According to the National Audit Commission Over 10500 factories have been identified surrounding the Kelani River. Recent studies have revealed that these industries and domestic activities have increased the pollution rate of the Kelani River.
Erosion of the river bank due to unauthorized constructions, solid waste, sewage and waste-water being dumped into the river from hotels and unauthorized houses built along the river have also been recognized as reasons for pollution.
Industries have been the main cause of pollution. Two major Export Processing Zones Seethawaka and the Biyagama are located in close proximity to the Kelani river. It was also revealed that the Environment Protection License of Seethawaka Export Processing Zone had not been renewed for 8 years.
The report also reveals that the capacity of the public wastewater treatment plants of 37 industries in the region is low. Also, the microbial destroying machine at the wastewater treatment plant has malfunctioned.
It is also revealed that there is no proper method to remove the effluent from the factories. It has also been revealed that the wastewater discharged from the operations of certain factories in these areas do not meet the proper standards.
Observations carried out at Biyagama Export Processing Zone revealed that the number of coliforms in the water exceeded the prescribed capacity of 10,000 up to 890,000. Coliform is a type of bacterium that lives in the dead and contaminated water of humans and other immobilized animals.
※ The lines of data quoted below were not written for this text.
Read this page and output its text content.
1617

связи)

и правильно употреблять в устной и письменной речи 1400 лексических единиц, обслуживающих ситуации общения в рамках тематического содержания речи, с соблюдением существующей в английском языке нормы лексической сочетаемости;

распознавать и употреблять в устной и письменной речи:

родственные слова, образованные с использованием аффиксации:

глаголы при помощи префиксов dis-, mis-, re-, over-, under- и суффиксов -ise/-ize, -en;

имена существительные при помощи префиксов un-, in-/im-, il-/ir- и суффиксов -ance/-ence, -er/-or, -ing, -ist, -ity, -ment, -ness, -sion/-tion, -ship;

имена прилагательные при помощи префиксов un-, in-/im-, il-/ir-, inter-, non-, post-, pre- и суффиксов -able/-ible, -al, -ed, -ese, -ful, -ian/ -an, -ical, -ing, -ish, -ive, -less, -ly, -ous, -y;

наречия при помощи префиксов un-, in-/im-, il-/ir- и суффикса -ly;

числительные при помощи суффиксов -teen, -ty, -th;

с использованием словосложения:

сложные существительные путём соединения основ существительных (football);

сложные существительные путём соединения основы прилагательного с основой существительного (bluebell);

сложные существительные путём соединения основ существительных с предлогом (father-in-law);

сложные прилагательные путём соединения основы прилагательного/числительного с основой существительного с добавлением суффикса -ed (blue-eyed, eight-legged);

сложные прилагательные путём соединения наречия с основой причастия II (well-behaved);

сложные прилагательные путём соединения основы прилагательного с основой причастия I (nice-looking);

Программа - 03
The coliform level in the treated water pond in the region had also increased by one hundred thousand. The amount of bacteria in the water samples taken from a number of Kelani sites, including the Kolonnawa Bridge has drastically increased
The Kelani River extending from the Seethawaka ferry to the Kolonnawa Bridge has been found to be unsuitable for drinking, bathing, and recreation. With the increase in water pollution in the river, the cost of chemicals used in the Ambatale and Pattiwila water treatment plants has increased.
This expenditure has increased from Rs 879 mn in 2015 up to Rs 929 mn in 2017. The quantity of chemicals used in the Pattiwila water treatment plant has increased. It was reported that the amount of chlorine used has increased by 74%.
The report of the Auditor General’s Department shows that the cost of producing clean water has increased in the last five years with the increased use of chemicals in both water treatment plants.
According to the Auditor General’s Department, the Central Environmental Authority, the Department of Irrigation, the Local Authorities, the Urban Development Authority and the Water Supply and Drainage Board should be actively involved in protecting the water of the river.